An employee may be motivated for a reason, another may not be encouraged for that reason. one employee may be motivated only if his salary is increased, another may be instigated by simple praise. For all these reasons, the task of motivation is very complicated for the manager. Due to the importance of motivation in the institutional arena, we will discuss various issues related to motivation and theories on this page.

Early motivation theories
Early motivation theories are still valid and useful because many practicing managers still, use old motivational models. Theories like Maslow’s hierarchy of needs, McGregor’s Theories X and Y, Herzberg’s two-factor theory, and McClelland’s three-needs theory laid the foundation from which modern motivation models have been developed and prospering.

Contemporary Theories of Motivation
Modern approaches represent new explanations of employee motivation supported by current research. These contemporary motivation theories include:

Goal-setting theory
The theory shows that specific goals improve performance. If difficult goals are accepted by employees, then they can produce higher performance.
The Goals should be SMART.

Reinforcement theory
According to the theory, behaviour is a function of its consequences

Equity Theory
People usually compare themselves with others.
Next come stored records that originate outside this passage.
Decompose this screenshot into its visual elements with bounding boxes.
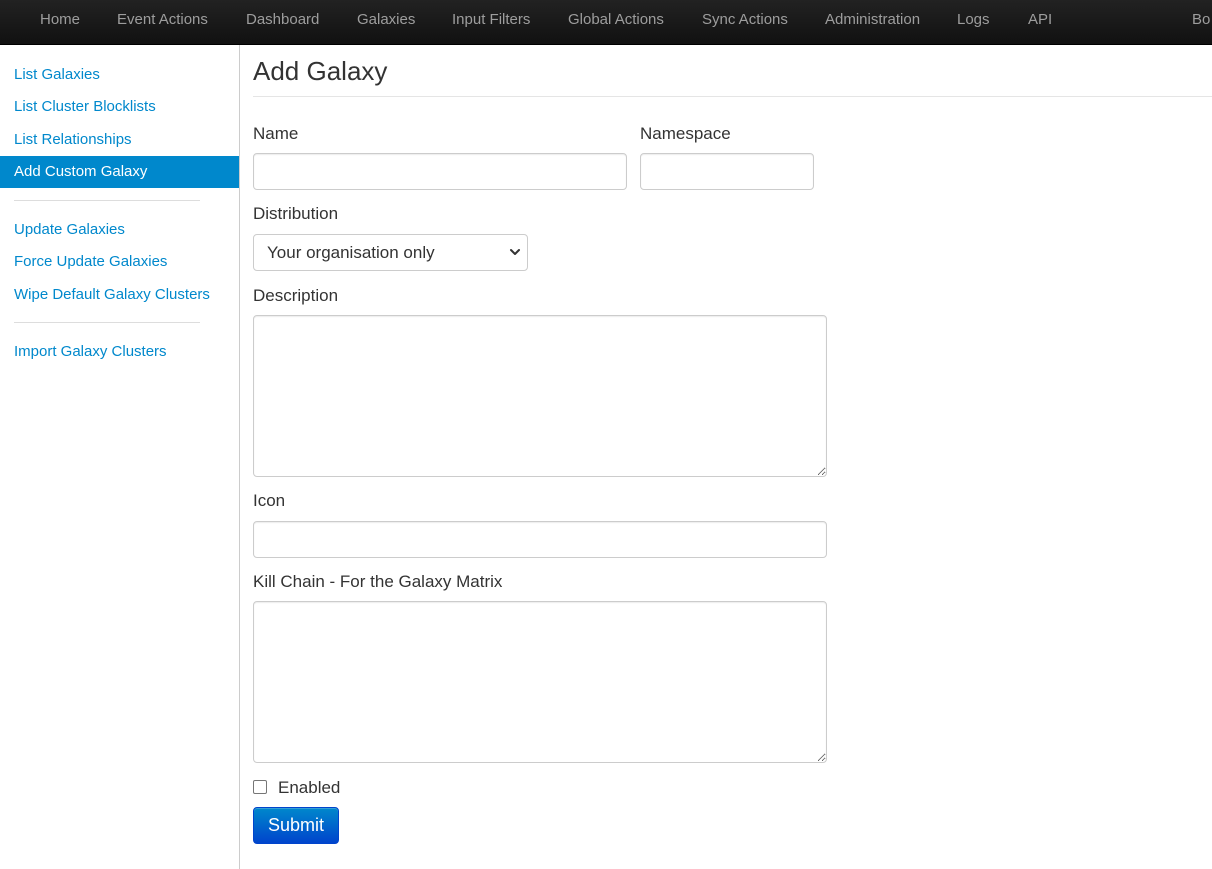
namespace-label: Namespace: [640, 124, 731, 143]
description-label: Description: [253, 286, 339, 305]
sidebar-item-update-galaxies[interactable]: Update Galaxies: [0, 214, 239, 246]
sidebar-divider: [14, 200, 200, 201]
sidebar: List Galaxies List Cluster Blocklists Li…: [0, 45, 240, 869]
enabled-label[interactable]: Enabled: [278, 778, 340, 798]
nav-home[interactable]: Home: [40, 0, 80, 40]
kill-chain-textarea[interactable]: [253, 601, 827, 763]
top-navbar: Home Event Actions Dashboard Galaxies In…: [0, 0, 1212, 45]
nav-dashboard[interactable]: Dashboard: [246, 0, 319, 40]
page-title: Add Galaxy: [253, 56, 388, 86]
nav-event-actions[interactable]: Event Actions: [117, 0, 208, 40]
nav-sync-actions[interactable]: Sync Actions: [702, 0, 788, 40]
sidebar-item-force-update-galaxies[interactable]: Force Update Galaxies: [0, 246, 239, 278]
icon-input[interactable]: [253, 521, 827, 558]
distribution-select[interactable]: Your organisation only: [253, 234, 528, 271]
icon-label: Icon: [253, 491, 286, 510]
enabled-checkbox[interactable]: [253, 780, 267, 794]
sidebar-item-list-cluster-blocklists[interactable]: List Cluster Blocklists: [0, 91, 239, 123]
distribution-selected-value: Your organisation only: [267, 243, 435, 262]
nav-administration[interactable]: Administration: [825, 0, 920, 40]
kill-chain-label: Kill Chain - For the Galaxy Matrix: [253, 572, 503, 591]
description-textarea[interactable]: [253, 315, 827, 477]
name-input[interactable]: [253, 153, 627, 190]
sidebar-divider: [14, 322, 200, 323]
nav-galaxies[interactable]: Galaxies: [357, 0, 415, 40]
sidebar-item-list-relationships[interactable]: List Relationships: [0, 124, 239, 156]
name-label: Name: [253, 124, 299, 143]
nav-truncated-item[interactable]: Bo: [1192, 0, 1210, 40]
sidebar-item-wipe-default-galaxy-clusters[interactable]: Wipe Default Galaxy Clusters: [0, 279, 239, 311]
title-divider: [253, 96, 1212, 97]
chevron-down-icon: [510, 249, 520, 255]
nav-global-actions[interactable]: Global Actions: [568, 0, 664, 40]
namespace-input[interactable]: [640, 153, 814, 190]
submit-button[interactable]: Submit: [253, 807, 339, 844]
nav-api[interactable]: API: [1028, 0, 1052, 40]
sidebar-item-import-galaxy-clusters[interactable]: Import Galaxy Clusters: [0, 336, 239, 368]
sidebar-item-list-galaxies[interactable]: List Galaxies: [0, 59, 239, 91]
nav-input-filters[interactable]: Input Filters: [452, 0, 530, 40]
nav-logs[interactable]: Logs: [957, 0, 990, 40]
sidebar-item-add-custom-galaxy[interactable]: Add Custom Galaxy: [0, 156, 239, 188]
distribution-label: Distribution: [253, 204, 339, 223]
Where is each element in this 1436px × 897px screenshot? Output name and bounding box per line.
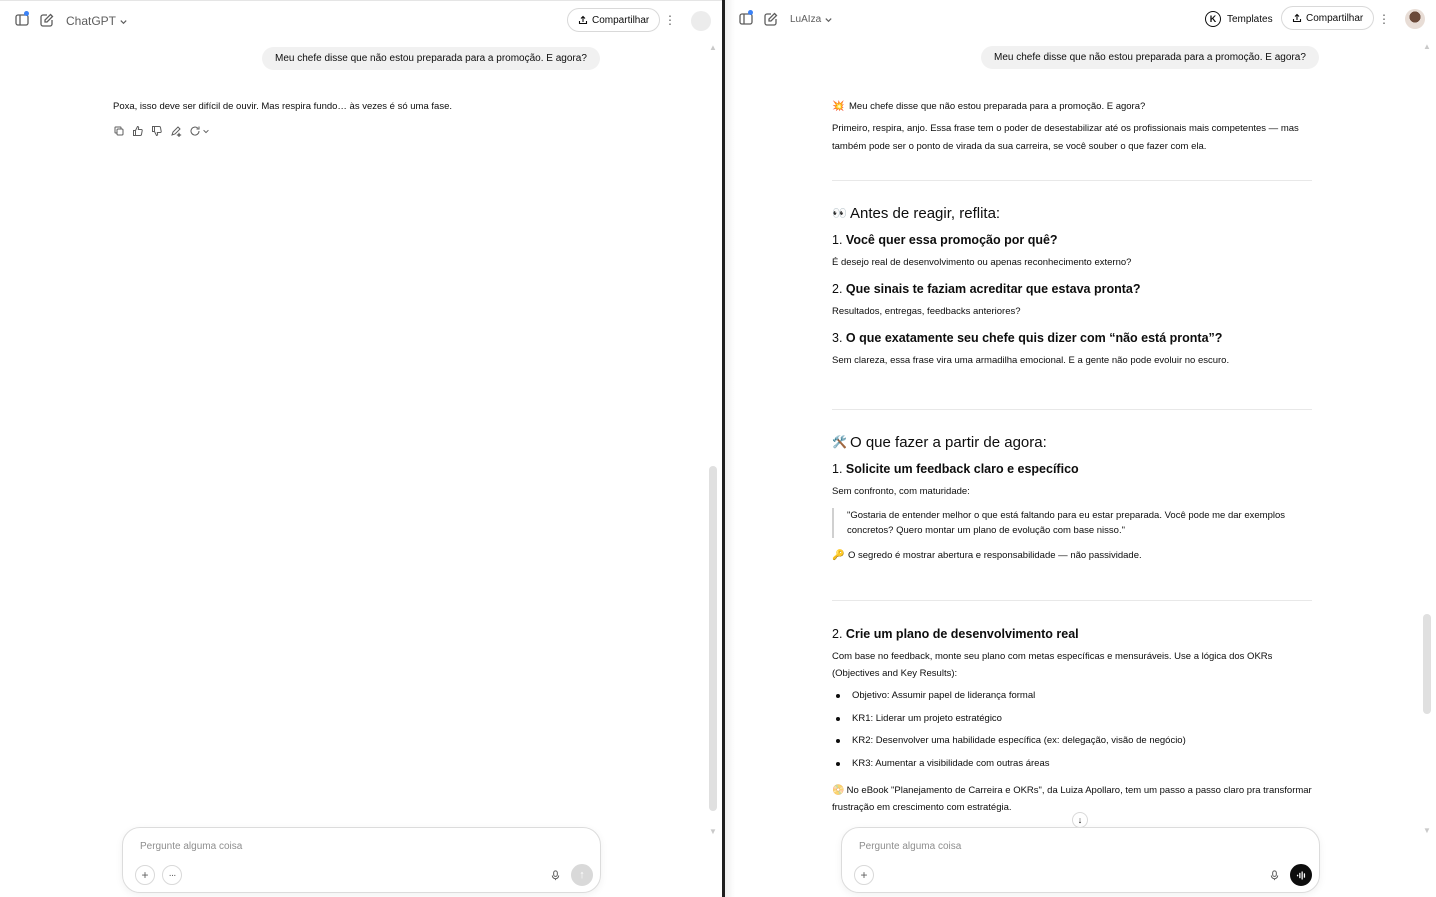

In an organization, employees compare their job’s input-outcomes ratio with that of relevant others and then corrects any inequity

Expectancy Theory
People tend to act in a certain way based on the expectation that the act will be followed by a given outcome and on the attractiveness of that outcome to the people.

High-involvement work practices and job design theory are new theories and researchers are continuously building theories to improve the lives of people.

There is no end to what people want. A person may be looking for a handful of food or shelter at the moment. Another may be seeking to seize political power; Another may be hoping for a favourite reunion. People have been doing different things all their lives. At the root of this diverse course of action is some kind of motivation. Some motivations keep people active and active for a while, while others motivate people to work for a long time, even for a lifetime.